If Britain goes ahead and leaves the European Union in March next year as a consequence of the referendum held in June 2016, the positives of such a move would be greater for the EU than for the UK.
The UK has always opposed the EU’s “ever closer union” principle, despite the fact that it was clearly stated, first in the 1957 Treaty of Rome that founded the EU, and then in the document that British government representatives signed when the country joined the EU in 1972.
The accession Treaty that Britain signed in 1972 when it became an EU member says that the signatories are “determined in the spirit of those Treaties to construct an ever closer union among the peoples of Europe on the foundations already laid.”
For a while, particularly during the eurozone debt crisis, “ever closer union” looked like a really bad idea.
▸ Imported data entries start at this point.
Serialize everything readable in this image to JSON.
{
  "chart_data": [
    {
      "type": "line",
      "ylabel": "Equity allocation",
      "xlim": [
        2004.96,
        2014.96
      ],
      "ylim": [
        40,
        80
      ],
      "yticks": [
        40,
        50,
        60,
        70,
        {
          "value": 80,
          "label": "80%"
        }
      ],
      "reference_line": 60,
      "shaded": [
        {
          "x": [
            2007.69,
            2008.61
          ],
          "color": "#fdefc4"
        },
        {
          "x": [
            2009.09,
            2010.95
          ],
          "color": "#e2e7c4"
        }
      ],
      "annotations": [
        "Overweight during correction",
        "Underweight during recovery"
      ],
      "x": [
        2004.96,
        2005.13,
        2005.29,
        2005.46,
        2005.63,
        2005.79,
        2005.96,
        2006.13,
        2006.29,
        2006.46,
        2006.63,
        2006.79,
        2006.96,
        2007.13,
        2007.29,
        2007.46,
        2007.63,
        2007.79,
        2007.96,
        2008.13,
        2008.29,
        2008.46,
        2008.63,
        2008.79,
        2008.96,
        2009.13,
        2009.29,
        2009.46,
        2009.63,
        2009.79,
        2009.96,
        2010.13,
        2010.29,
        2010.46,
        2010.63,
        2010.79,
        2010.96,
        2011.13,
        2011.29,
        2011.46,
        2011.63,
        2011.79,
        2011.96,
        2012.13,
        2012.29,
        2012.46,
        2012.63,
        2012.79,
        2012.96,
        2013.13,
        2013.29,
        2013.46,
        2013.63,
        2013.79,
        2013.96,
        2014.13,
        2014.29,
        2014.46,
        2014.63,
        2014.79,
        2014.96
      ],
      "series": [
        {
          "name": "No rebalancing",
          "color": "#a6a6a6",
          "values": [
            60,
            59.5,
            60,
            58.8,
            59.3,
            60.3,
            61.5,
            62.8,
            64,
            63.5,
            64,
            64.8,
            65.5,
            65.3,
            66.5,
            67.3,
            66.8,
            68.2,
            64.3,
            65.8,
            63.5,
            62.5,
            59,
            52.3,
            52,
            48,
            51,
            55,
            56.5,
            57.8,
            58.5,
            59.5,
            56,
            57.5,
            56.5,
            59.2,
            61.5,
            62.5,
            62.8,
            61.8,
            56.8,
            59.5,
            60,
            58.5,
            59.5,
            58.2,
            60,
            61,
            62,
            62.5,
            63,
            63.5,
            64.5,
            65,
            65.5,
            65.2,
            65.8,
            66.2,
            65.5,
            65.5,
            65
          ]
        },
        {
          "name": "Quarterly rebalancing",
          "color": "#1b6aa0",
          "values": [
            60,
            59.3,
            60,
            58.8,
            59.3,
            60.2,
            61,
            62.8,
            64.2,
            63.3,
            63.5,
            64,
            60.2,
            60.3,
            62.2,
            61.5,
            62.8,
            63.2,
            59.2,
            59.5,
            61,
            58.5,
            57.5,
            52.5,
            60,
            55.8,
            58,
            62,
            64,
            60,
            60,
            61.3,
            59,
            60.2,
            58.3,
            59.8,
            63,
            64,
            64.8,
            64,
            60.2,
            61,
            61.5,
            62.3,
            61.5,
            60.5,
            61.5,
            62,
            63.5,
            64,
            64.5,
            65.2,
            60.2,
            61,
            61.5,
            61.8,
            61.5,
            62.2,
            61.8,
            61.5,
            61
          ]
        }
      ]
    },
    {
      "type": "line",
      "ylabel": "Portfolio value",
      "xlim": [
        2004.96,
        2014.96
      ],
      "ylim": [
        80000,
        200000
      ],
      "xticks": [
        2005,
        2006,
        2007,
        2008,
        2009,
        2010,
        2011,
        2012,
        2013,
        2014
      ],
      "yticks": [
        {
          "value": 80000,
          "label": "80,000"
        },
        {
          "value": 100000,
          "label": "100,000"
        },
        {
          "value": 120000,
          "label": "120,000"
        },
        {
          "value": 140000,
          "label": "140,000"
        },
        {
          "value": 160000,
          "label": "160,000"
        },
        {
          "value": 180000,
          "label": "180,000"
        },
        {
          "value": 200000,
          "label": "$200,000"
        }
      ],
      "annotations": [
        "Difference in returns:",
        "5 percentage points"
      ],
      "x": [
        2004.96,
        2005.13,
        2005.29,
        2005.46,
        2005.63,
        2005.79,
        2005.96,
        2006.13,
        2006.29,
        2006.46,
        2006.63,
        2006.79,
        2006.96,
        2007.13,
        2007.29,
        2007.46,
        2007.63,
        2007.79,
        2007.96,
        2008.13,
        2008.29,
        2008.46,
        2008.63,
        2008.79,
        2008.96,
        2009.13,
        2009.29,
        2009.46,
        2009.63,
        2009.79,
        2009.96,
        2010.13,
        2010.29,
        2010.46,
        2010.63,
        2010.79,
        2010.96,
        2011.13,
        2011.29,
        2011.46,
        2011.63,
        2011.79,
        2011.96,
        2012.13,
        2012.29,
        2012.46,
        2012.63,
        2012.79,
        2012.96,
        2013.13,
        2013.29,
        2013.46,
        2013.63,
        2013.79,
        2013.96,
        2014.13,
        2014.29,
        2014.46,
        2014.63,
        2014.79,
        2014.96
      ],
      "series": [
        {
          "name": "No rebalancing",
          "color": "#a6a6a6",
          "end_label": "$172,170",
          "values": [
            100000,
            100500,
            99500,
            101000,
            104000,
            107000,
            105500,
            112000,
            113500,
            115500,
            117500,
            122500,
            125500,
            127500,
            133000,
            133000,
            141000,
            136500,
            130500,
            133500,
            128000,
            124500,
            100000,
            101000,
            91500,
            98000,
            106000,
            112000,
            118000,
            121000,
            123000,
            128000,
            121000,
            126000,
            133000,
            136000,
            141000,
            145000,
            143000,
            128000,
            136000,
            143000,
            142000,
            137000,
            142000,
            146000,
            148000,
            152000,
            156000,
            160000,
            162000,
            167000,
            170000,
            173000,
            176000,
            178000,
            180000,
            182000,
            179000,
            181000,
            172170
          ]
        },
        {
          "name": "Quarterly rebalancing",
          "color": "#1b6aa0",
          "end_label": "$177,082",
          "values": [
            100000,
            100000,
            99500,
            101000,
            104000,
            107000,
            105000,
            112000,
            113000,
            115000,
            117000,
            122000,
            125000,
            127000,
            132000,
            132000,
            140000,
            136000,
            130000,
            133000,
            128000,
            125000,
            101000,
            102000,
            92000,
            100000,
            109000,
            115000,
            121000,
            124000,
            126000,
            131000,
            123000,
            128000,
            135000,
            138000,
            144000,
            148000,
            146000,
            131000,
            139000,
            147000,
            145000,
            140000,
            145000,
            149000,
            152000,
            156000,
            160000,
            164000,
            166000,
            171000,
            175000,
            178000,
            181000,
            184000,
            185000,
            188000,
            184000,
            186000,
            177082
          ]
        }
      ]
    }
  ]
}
Greece sank in economic depression under the weight of its debt, and many blamed the single currency for it. Italy’s economy slowed, and again the single currency was blamed. The same for Spain, Ireland, Portugal.
But it looks like the “closer union” idea has received new impetus from the Brexit vote of June 23, 2016. Somehow, the UK’s shocking vote in favour of leaving the EU galvanised public opinion in the rest of the bloc, and the EU’s popularity has increased since then.
For the EU, the departure of one of its biggest, richest and most reluctant members will undoubtedly be a financial hit. But, if indeed Brexit does take place, it will give allow the EU to go ahead with its plans for closer integration.
These plans have been given some breathing room by the European Central Bank’s extraordinary asset purchases and a globally synchronised growth spurt, but they must advance soon. If they do not, the eurozone and the EU are doomed.
It is well known that the euro is an artificial and incomplete project. Without a common fiscal policy and a solid deposit insurance scheme for banks, it is unlikely to work. To its credit, the ECB under Mario Draghi has done “whatever it takes” to save the euro, as he promised six years ago.
But the momentum must not be wasted. Draghi’s mandate ends next year, and it is crucial that his successor does not take an unnecessarily rigid view of how the ECB should conduct monetary policy.
At the same time, European politicians must take advantage of the people’s refreshed attachment to the ever closer union and take steps to strengthen the EU.
In the words of ECB Executive Board member Benoît Cœuré, Europeans “won’t be able to foster cooperation on security and defence, or to speak with one voice on international affairs, or to complete the Single Market if we repeatedly have to tackle economic crises which are largely of our own making.”
Brexit offers the rest of the EU a chance to define its priorities and follow them. If it wants to survive, it will take it.